Electronic – Anti-Aliasing filter design

aliasingfilterpicsampling

I appreciate that different applications have different criteria, but could someone give a ball park figure of how much attenuation is needed for an anti aliasing filter at the Nyquist frequency to prevent aliasing?

For example I'm building a filter for the input of my PIC which samples at 10KHz and therefore the Nyquist frequency is 5KHz. I'm only interested at parts of the signal below 3KHz, so I have some leeway in my design as to whether I choose a second order/third order low pass filter, but I don't know which to design because I don't know how much attenuation at 5KHz would be sufficient?

Best Answer

If you are interested only in signals in the range DC to 3kHz, then only signals above 7kHz will alias onto those.

This means that you need a filter with ...

a passband to 3kHz
a transition band from 3kHz to 7kHz
a stopband from 7kHz upwards

Note this doesn't define the 5kHz attenuation, and doesn't need to.

The stopband must have enough attenuation to protect your signals. If you want 0.1% fidelity for your lowpass signals, you need 60dB attenuation in your stopband.
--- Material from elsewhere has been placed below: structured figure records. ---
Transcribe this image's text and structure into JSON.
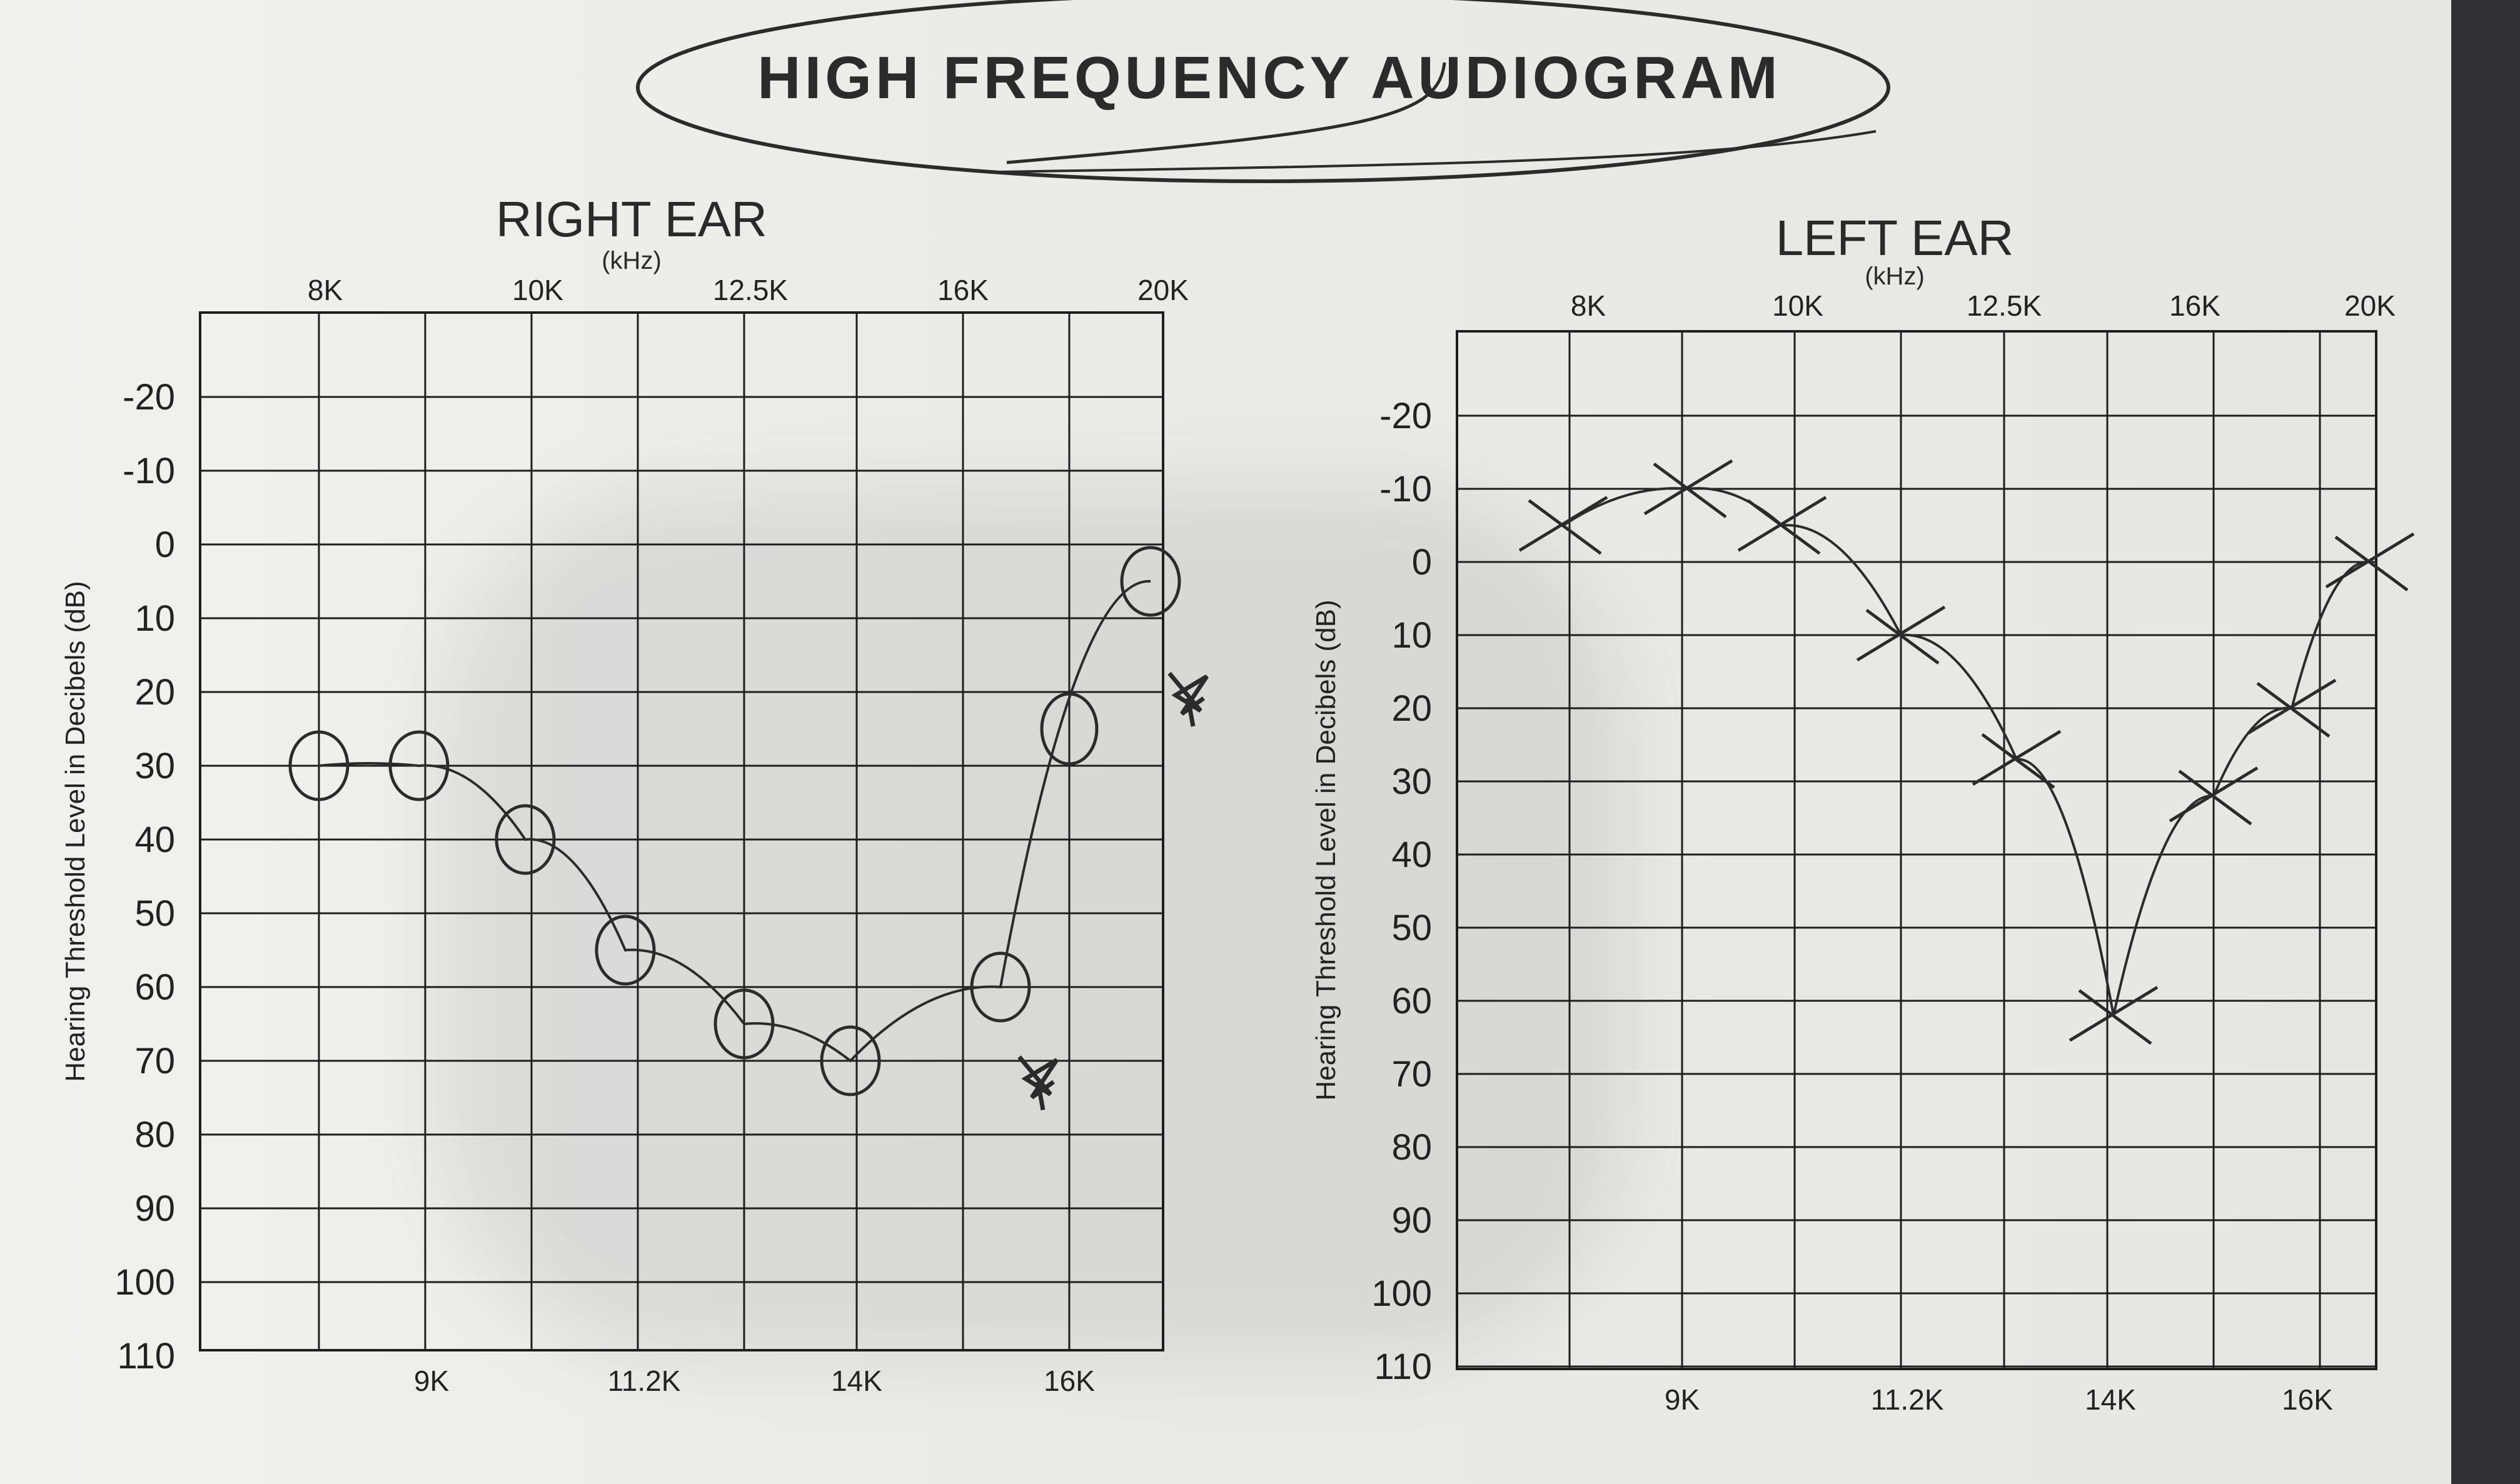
{
  "page": {
    "title": "HIGH FREQUENCY AUDIOGRAM",
    "colors": {
      "paper": "#eeeeea",
      "ink": "#222222",
      "grid": "#1e1e1e",
      "pen": "#2b2b2b"
    }
  },
  "chart_data": [
    {
      "type": "line",
      "title": "RIGHT EAR",
      "unit": "(kHz)",
      "ylabel": "Hearing Threshold Level in Decibels (dB)",
      "ylim": [
        -20,
        110
      ],
      "y_ticks": [
        "-20",
        "-10",
        "0",
        "10",
        "20",
        "30",
        "40",
        "50",
        "60",
        "70",
        "80",
        "90",
        "100",
        "110"
      ],
      "top_ticks": [
        "8K",
        "10K",
        "12.5K",
        "16K",
        "20K"
      ],
      "bottom_ticks": [
        "9K",
        "11.2K",
        "14K",
        "16K"
      ],
      "series": [
        {
          "symbol": "O",
          "x": [
            "8K",
            "9K",
            "10K",
            "11.2K",
            "12.5K",
            "14K",
            "16K",
            "20K"
          ],
          "values": [
            30,
            30,
            40,
            55,
            65,
            70,
            60,
            5
          ]
        }
      ],
      "extra_marks": [
        {
          "symbol": "O",
          "x": "18K",
          "value": 25
        }
      ],
      "no_response_marks": [
        {
          "x": "16K",
          "value": 72
        },
        {
          "x": "20K",
          "value": 20
        }
      ]
    },
    {
      "type": "line",
      "title": "LEFT EAR",
      "unit": "(kHz)",
      "ylabel": "Hearing Threshold Level in Decibels (dB)",
      "ylim": [
        -20,
        110
      ],
      "y_ticks": [
        "-20",
        "-10",
        "0",
        "10",
        "20",
        "30",
        "40",
        "50",
        "60",
        "70",
        "80",
        "90",
        "100",
        "110"
      ],
      "top_ticks": [
        "8K",
        "10K",
        "12.5K",
        "16K",
        "20K"
      ],
      "bottom_ticks": [
        "9K",
        "11.2K",
        "14K",
        "16K"
      ],
      "series": [
        {
          "symbol": "X",
          "x": [
            "8K",
            "9K",
            "10K",
            "11.2K",
            "12.5K",
            "14K",
            "16K",
            "18K",
            "20K"
          ],
          "values": [
            -5,
            -10,
            -5,
            10,
            27,
            62,
            32,
            20,
            0
          ]
        }
      ]
    }
  ]
}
You will usually find it more practical to design an elliptic filter than a classical Butterworth or Cheby to get adequate stopband attenuation.

Now comes some subtlety, follow me carefully.

What does 'if you are only interested in signals in the DC to 3kHz' really mean?

If you are bandpass analysing signals up to 3kHz, for instance estimating the power in the bandwidth 2.5kHz to 2.7kHz, using a good digital filter to isolate the band, or an FFT which is equivalent, then having a transition band from 3kHz to 7kHz is just fine.

Although it allows signals in the 5k to 7k band to alias down to below 5kHz, they are still above 3kHz, and you're going to ignore/reject those signals anyway.

If however you are plotting the samples on a scope trace, then you may have inadvertent energy above 3kHz that is still valid. For instance if you have a 1.1kHz square wave, you will have harmonics at 3.3kHz, 5.5kHz, 7.7kHz.

Now, the crucial point is that the 3.3kHz harmonic will be coherent with the fundamental, and if you plot it, it will look OK, even if its amplitude has been suppressed a little by the filter. However, the 5.5kHz harmonic will be aliased to 4.5kHz, and will be incoherent with the fundamental because its frequency has been reflected through Nyquist, and will breathe in and out as its phase changes, and will generally look wrong.

What this means is, if you are going to end up making use of energy in the 3kHz to 5kHz band anyway (even though you've said in the OP that you're not), then your transition band should only go to 5kHz, not 7kHz, so that no aliasing at all is permitted into the DC to 5kHz band.

Whether your filter has a stopband from 7kHz, or from 5kHz, depends crucially on what you intend to do with your signals. Needless to say, it's much harder to make a filter with a 3k-5k transition band, than a 3k-7k transition band.